Dans un roman impressionniste, Emilienne Malfatto dessine avec acuité les pires horreurs de la guerre. Une peinture universelle des démons qui rongent l’humain.

Après avoir reçu le Goncourt du premier roman en 2021 avec Que sur toi se lamente le Tigre, le récit de la dernière journée d’une jeune Irakienne avant son exécution par son frère, Emilienne Malfatto publie Le colonel ne dort pas, un roman glaçant sur le quotidien dans un pays en guerre d’un « spécialiste de l’interrogatoire ». Il paraît le 19 août aux Editions du sous-sol.

L’histoire : dans un pays en guerre –il n’est jamais nommé- un colonel effectue méthodiquement sa tâche dans le cercle de lumière d’une pièce en sous-sol : torturer des hommes pour les faire avouer. Le colonel est un « spécialiste », le meilleur dans son domaine. Mais la nuit, le colonel ne dort pas. Il est hanté par ceux qu’il appelle ses « Hommes-poissons », tous ceux qu’il a tués « il y a dix ans, ou dix jours, ou ce matin ».

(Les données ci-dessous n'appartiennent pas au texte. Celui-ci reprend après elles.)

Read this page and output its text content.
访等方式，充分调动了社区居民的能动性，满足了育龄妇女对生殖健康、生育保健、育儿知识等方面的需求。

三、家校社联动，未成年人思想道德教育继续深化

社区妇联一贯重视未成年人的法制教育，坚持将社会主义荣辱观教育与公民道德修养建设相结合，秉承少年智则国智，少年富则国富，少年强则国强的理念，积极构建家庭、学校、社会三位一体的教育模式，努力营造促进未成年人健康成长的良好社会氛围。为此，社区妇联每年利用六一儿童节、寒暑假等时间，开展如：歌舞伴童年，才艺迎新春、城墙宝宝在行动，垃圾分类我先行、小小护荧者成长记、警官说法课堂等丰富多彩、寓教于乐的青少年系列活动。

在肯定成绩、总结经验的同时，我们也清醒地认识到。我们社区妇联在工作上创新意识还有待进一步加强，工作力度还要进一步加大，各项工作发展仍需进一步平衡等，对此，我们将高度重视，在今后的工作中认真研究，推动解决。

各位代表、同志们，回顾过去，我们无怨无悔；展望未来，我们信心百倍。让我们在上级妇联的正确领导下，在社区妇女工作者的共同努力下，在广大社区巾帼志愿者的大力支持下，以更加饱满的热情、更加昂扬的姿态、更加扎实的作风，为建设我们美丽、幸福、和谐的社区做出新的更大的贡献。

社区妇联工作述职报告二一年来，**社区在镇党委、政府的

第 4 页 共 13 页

Un jeune ordonnance assiste tous les jours, dans l’ombre, aux séances de torture. Il sent au moindre geste, au moindre signe, l’humeur du colonel. Pendant que le tortionnaire « coupe, taille, sectionne des heures durant », le jeune homme pense aux filles du village, ou encore « se récite intérieurement les lettres de sa mère qu’il a reçues depuis son arrivée ». Il désapprouve ce qui se passe dans le cercle de lumière mais « n’envisage à aucun moment de demander une réaffectation ».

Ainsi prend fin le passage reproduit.